A Year of Running + Gardening |
2010: In the grips of a Quarterlife crisis, I'm striving to both commit and find meaning through training for a marathon and becoming a first time gardener. 2011: Second marathon. Second (dead) garden. Higher stakes. 2012: Half-marathoning? Gardening is unlikely Have I bitten off more than I can chew? Probably. Only time will tell. |
Whew. I’m tired. I can’t help it, but I think it all the time. This summer I attempted to simultaneously garden and train for a marathon. On top of that, my cousin got married on Orange Beach Alabama on the gulf, so I spent a week there with my family, I had a business trip to Vegas the following week, and then a week after that I left for 11 days in Europe with my mom and sister.

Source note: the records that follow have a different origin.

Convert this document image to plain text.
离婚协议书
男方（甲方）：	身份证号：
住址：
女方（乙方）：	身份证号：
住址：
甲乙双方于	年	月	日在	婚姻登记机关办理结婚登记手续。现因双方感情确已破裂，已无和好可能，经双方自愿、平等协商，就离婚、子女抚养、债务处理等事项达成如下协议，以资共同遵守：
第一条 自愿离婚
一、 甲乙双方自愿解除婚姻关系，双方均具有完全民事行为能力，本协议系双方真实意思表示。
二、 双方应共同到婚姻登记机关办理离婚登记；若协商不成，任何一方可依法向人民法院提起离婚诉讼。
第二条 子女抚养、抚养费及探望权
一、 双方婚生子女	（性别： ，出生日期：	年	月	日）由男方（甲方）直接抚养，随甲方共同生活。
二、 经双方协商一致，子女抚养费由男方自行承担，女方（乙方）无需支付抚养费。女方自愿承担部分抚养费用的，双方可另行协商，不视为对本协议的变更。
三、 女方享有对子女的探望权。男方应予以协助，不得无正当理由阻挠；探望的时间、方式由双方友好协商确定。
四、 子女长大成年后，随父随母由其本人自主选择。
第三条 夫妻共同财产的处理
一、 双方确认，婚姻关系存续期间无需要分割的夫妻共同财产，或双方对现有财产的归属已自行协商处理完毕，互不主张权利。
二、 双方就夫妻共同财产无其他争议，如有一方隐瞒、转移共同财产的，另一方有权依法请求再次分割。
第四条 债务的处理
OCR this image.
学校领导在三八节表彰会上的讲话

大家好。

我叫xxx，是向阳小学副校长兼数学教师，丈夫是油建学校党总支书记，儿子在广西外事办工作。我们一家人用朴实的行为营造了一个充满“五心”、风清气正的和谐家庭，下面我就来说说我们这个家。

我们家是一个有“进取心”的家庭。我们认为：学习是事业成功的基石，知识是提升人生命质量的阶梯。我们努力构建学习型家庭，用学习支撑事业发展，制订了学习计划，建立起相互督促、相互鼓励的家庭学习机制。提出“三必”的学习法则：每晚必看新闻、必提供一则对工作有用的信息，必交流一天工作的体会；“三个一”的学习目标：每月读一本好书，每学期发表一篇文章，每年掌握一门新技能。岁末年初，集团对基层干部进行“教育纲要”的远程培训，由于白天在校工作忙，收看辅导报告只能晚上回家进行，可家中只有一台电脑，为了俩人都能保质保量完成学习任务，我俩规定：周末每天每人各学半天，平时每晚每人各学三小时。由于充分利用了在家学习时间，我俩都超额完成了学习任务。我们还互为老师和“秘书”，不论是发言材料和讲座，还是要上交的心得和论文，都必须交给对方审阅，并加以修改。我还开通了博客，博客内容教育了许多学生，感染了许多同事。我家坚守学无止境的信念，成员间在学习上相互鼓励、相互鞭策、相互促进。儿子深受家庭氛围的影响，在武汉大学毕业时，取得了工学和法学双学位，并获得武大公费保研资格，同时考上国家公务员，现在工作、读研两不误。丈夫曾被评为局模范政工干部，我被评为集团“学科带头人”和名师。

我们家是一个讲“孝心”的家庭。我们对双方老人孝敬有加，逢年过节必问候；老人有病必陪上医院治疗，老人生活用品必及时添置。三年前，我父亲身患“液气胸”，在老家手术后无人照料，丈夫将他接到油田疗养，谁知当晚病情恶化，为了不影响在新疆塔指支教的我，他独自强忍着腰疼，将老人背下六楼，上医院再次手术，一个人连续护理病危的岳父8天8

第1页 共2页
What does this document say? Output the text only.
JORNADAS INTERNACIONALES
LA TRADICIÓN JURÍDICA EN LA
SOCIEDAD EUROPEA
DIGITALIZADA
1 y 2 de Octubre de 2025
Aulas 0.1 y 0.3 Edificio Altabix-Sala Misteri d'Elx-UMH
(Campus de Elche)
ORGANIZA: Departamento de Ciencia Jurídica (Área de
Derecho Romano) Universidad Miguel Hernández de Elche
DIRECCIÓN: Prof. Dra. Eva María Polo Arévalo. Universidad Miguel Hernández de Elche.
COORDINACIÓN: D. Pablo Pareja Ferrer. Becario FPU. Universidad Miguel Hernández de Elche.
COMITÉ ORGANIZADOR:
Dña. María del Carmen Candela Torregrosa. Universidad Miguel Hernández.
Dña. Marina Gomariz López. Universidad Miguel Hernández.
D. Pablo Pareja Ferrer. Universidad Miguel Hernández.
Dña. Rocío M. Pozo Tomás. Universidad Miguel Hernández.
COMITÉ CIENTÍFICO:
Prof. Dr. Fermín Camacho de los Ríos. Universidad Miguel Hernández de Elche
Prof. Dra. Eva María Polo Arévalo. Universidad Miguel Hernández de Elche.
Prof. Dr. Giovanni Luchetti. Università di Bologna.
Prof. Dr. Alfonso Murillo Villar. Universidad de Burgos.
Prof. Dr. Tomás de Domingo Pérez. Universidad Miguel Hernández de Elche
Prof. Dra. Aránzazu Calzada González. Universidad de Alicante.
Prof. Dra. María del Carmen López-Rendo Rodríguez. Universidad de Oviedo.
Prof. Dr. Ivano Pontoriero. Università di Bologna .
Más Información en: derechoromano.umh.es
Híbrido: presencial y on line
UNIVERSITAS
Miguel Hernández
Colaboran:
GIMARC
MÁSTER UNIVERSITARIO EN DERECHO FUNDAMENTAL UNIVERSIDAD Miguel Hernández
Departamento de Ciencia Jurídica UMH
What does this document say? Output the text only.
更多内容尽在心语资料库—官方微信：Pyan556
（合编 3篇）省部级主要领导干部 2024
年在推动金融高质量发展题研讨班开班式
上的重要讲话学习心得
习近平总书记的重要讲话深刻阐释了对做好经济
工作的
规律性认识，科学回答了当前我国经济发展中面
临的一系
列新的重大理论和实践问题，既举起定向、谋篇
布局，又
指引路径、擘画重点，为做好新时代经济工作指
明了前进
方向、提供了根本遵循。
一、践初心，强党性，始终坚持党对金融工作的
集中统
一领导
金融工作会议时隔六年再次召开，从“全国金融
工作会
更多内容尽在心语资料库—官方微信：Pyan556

While I was there, we found out that John got a social media internship in Boston. I got back in early August and moved swiftly from 50 hour weeks into 60 hour weeks. John and I briefly said goodbye at the end of the month when I left for a 20 mile run and he got in his car for Boston.
In late September, my boss then delivered her baby a week early and 60 hour weeks turned into 70 hour weeks. A week later my uncle passed away in a harvesting accident in the arms of my mom and dad. I’ll let that soak in for a moment. They were there. I found out at work at 8:30 on a Wednesday night. When you find out that somebody you love has died, there’s no place worse to learn that news than at work. It’s crushing, it’s no place for tears, and it’s approximately a thousand miles away from the seclusion of a bed and pillows and blankets and kleenex. To learn that news and then to decide whether or not you’re going to run a marathon is beyond comprehension. I worked two more days. I ran the marathon on Sunday. I got done running, went home immediately, and was in the car on the way back to Iowa for the funeral within two hours. I stayed for one day and arrived back in Minnesota at midnight. The next day was Tuesday and I was back to work at 8 am. Since then, I’ve been working 60-65 hour work weeks. And sure, it’s advertising, this is what you do.
In the end, I finished the marathon and I left my garden to die. I’m fairly certain this is what burning out feels like. Mostly it feels like nothing. Each day you just make do with the circumstances you’ve created and the circumstances which have been created for you. Often it feels like incredible frustration, helplessness, and loneliness because nobody actually knows what all of that feels like. It feels like you’re becoming diluted and poison at the same time. But today…today I leave for a long weekend in Boston and I get to see John for the first time in 54 days.